Sunday, 17 August 2014

Pile of Shame - Beyond: Two Souls

Busy times lead to a lack of posts (finally missing that monthly schedule that had built up recently). I've got some longer form stuff drafted but not the time to spin it all into a cohesive whole and publish. But I just finished Beyond: Two Souls and spat out a few quick thoughts so why not post them here. I played the front half last month but got busy and ended up not having the time to do the back half until now.

This game benefits from being able to play large chunks of it at once due to a narrative that jumps through time for seemingly very little point beyond a desire to somewhat poke at what the player knows - it certainly doesn't help it being a game about consequences, and I suspect it means that a lot of the time the scenes don't actually have any beyond tweaking some dialogue in chronologically later episodes that you also play later on: ie this presentation prevents even such minor consequences for those events played out of sequence. Each scene isn't enough for a chapter and often they combine into an arc but not necessarily for sequential play and that involves a bit of memory use. You'll miss out on the (Cage quality so not stellar) story beats if you're not able to recall what happened in previous sequences when you arrive at subsequent once.

I know you can push against what might have been a fixed narrative (so the game is only better in this respect than 98% of other games where the narrative arc is a movie you have absolutely no choice in*), because for one of the story beats I had no interest in pursuing it and the story was quite insistent that it wanted it to happen (came up in 4 scenes), which was somewhat jarring but still kinda worked. The player character should feel like this jerk needs to get lost, but the dialogue wasn't quite on target so it felt like it was trying to lead to a path that I was hutting down and the scenes were slightly off due to it.

Talking of the dialogue, they still need to get a writer at Quantic Dream but with good acting (Dafoe ham is always good ham in my book; Page didn't phone it in even if maybe a few more takes would have been nice - but that could be the curse of Cage more than anything else) and a cast that doesn't sound like French Canada invaded the USA it feels a lot less bad than in Heavy Rain. It's a shame as I cared more and was more interested in the entire path of Heavy Rain than Beyond but going back will be harder now I've played a game where they spent some money on the VO to actually sell the dodgy script. About half of Beyond was stuff I didn't feel grabbed me (could be related to lack of consequences), lacked enough skill in the writing to actually pull off the intent, or was just barely enough of a scene to justify not being a cutscene. Heavy Rain felt like a game about consequences (even when it kinda wasn't if you played a second time to get a better feel for the actual limits of what could change), Beyond is a game about choices (what do you want to happen in this scene, who should get their way from the conflicting desires) and it doesn't even have all that many choices as some paths seem far more the 'right' way that the scene was intended to run (in so much as to not do it means the scene ends early without any development). If they keep this level of V.O. work up, move to PS4 to get out of the aliased 720p render quality issues, and HIRE A DAMN WRITER then the next game could be really special.

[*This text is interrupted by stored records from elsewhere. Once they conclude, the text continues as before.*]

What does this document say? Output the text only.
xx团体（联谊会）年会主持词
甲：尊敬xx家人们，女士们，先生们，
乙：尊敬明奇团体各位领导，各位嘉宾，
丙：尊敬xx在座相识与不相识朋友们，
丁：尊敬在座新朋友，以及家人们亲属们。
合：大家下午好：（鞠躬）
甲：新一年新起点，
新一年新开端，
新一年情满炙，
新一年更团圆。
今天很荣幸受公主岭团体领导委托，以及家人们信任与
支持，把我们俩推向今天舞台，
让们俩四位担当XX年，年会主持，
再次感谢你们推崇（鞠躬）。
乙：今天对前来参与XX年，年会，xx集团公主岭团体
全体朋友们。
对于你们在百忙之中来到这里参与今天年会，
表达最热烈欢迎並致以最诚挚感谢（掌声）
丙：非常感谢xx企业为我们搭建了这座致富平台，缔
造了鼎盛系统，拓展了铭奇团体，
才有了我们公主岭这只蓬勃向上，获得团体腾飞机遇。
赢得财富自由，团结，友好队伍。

One of the few points of consequence is the ending, and I think the game got lucky in winning me over when I picked the sensible options for my Jodie and so got the cool ending (Zoey). While I knew what I wanted for the character and so was picking the ending I wanted, I didn't realise (at the time I was choosing) that I was going to get the Terminator (mixed with inFamous and Dollhouse) final sting after the conclusion. So that was a note of unexpected awesome to run credits on and possibly saved me from saying the Quantic Dream games are a series of titles whose stories get worse and worse while their acting and production get better and better. Possibly saved me, maybe I'll revert to thinking that with time when I've forgotten squeeing about Jodie & Zoey saving the world after the fall.

Definitely only a game for fans of the genre (big budget interactive drama with the Cage taint) but not bad going - anyone who enjoyed Heavy Rain probably needs to find a cheap copy of this. And Quantic Dream doesn't even need to pretend to be a small indie to get the press to go easy on their games and forgive the technical shitshow and unengaging mechanics that often come with the genre (QD as a studio is the same size as Telltale Games - try and find one writer who treats their output in any way similarly).

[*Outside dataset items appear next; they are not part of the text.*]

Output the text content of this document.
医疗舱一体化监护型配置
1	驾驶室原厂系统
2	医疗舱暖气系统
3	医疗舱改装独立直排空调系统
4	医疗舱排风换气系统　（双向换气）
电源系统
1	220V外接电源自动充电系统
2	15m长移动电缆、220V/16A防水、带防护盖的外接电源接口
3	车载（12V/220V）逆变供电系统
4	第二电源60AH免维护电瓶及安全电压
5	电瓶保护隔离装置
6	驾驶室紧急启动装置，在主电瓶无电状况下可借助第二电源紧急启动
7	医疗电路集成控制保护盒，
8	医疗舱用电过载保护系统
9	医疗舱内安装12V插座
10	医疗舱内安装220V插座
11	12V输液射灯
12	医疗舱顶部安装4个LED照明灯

Oh, and Boyhood may have won hearts for being filmed over 12 years but a PS3 has shown what a crappy parlour trick that is when CGI allows people to act as someone else. Ok it's creepy, still climbing out of uncanny valley people who can't really touch anything because soft-body physics doesn't really work in games (especially as most don't even try) but there's still a full cast who age 15 years throughout this game (including a kid) and it's no biggie.

That said, when is Dafoe (the actual person) not ever so slightly in the uncanny valley?

* ie games where a lot of the narrative that is developed as unique (because the interactive nature of games means we can do some things, the controller is more than a custom crank for a film projector) is technically headcannon; see my views on the Last of Us with Joel not using guns while Ellie was an expert sniper - that's how I played the games but during any cutscenes that was pure headcannon, it's just headcannon that coloured how I interpreted the fixed narrative of that story and could be expressed during gameplay. We become mixed into the characters we play as because any character where this is not true is a NPC, by definition.